Надо знать тогдашние настроения среди интеллигенции, чтобы вполне оценить мягкость и тактичность, проявленные моими сотрудниками в данном случае. В числе пришедших я помню одного эсера (убитого потом большевиками) и одного социал-демократа, другие были кадеты.

О. П. Герасимов был очень скоро назначен на пост Товарища Министра Народного просвещения Временного правительства. Уполномоченные нашего комитета единогласно постановили просить меня занять его место.

Поблагодарив комитет за оказанную честь, я не только отказался от избрания в председатели комитета, но заявил о своем твердом решении выйти из его состава, как только смогу сдать дела моему преемнику.

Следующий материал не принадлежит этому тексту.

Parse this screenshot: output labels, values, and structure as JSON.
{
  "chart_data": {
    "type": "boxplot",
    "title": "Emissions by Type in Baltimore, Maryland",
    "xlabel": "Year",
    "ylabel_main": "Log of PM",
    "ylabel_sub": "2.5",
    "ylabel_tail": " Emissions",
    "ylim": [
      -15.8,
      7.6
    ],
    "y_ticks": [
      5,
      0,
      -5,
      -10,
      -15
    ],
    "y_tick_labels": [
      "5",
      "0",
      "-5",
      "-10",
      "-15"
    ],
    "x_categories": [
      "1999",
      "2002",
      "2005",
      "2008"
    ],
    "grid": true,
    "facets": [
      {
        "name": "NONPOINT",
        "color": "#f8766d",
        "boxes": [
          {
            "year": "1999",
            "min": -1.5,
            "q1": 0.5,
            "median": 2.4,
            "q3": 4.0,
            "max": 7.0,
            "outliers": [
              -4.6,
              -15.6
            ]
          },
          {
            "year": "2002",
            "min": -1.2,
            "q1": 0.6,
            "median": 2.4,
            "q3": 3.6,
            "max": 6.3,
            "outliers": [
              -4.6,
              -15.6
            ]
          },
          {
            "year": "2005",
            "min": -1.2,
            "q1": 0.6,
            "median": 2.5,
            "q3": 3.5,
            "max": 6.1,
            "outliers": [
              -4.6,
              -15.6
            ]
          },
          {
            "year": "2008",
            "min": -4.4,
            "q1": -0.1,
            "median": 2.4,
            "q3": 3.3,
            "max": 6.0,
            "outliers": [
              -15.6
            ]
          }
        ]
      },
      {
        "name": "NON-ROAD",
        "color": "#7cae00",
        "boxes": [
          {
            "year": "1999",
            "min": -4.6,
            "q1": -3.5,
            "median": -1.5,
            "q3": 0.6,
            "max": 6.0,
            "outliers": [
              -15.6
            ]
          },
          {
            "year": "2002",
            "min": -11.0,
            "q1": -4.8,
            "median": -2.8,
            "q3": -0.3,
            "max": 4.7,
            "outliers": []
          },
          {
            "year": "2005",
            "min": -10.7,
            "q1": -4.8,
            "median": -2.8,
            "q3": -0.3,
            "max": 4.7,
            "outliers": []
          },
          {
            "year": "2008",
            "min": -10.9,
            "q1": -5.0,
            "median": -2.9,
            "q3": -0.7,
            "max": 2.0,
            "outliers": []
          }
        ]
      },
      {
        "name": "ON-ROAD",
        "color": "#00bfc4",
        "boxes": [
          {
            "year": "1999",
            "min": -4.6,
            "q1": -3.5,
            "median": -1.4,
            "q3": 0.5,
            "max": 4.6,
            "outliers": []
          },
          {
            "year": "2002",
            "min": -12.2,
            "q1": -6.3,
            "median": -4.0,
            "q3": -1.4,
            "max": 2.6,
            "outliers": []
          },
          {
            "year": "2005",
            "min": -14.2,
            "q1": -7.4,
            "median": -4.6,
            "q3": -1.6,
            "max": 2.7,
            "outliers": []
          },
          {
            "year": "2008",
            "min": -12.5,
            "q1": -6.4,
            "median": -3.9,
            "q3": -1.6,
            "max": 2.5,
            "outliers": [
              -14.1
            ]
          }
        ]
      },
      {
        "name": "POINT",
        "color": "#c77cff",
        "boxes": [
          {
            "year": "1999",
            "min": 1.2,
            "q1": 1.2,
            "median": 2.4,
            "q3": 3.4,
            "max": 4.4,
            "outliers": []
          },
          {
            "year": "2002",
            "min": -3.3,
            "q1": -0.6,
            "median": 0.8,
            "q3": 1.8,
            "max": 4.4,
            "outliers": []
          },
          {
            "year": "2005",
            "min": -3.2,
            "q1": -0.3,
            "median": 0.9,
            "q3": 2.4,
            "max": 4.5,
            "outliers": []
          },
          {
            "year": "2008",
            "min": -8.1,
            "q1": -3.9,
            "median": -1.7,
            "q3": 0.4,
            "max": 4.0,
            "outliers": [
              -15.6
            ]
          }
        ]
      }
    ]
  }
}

Я сказал, что «если вообще будет возможность работать плодотворно», работа эта должна вестись людьми, которыеверятв новые методы работы. Я лично в них не верю, и поэтому с пользой работать не могу.

Повсюду шла тогда «демократизация» учреждений. Почему-то так называлось расшатывание всякой дисциплины, избрание и смещение начальства подчиненными, постоянный «контроль» над действиями этого начальства и т. п.              

Кроме того, я сказал, что вредил бы нашему комитету хотя бы одной своей фамилией — «недостаточно демократической »...

Я уверен, что почти все уполномоченные совершенно искрение убеждали меня остаться. Впрочем, многие понимали и меня... Перед моим отъездом из Пскова они почти все перебывали у меня с прощальными визитами, и только в виде исключения прощание носило «официальный» характер.

Помню, как типичный интеллигент, заведующий статистическим отделом Потресов, оказавшийся после революции старым «меньшевиком», взволнованным голосом говорил мне: «Знаете, я с молодых лет всегда был революционером, но только поработав с вами, я увидел, что и «просвещенные тори» (я запомнил его выражение!) могут быть полезны для общественного дела... даже очень полезны! С уходом Осипа Петровича (Герасимова) и вас у нас не останется элемента традиции и порядка...»

На прощание Потресов сказал: «Раньше мне было бы даже смешно подумать, что я буду когда-нибудь жалеть об уходе с постов старого бюрократа (Герасимова) и князя... А вот — жалею! Век живи —век учись! Вы оба были полезными работниками... не знаю, как теперь пойдет дело...» — закончил он взволнованно. В его глазах стояли слезы.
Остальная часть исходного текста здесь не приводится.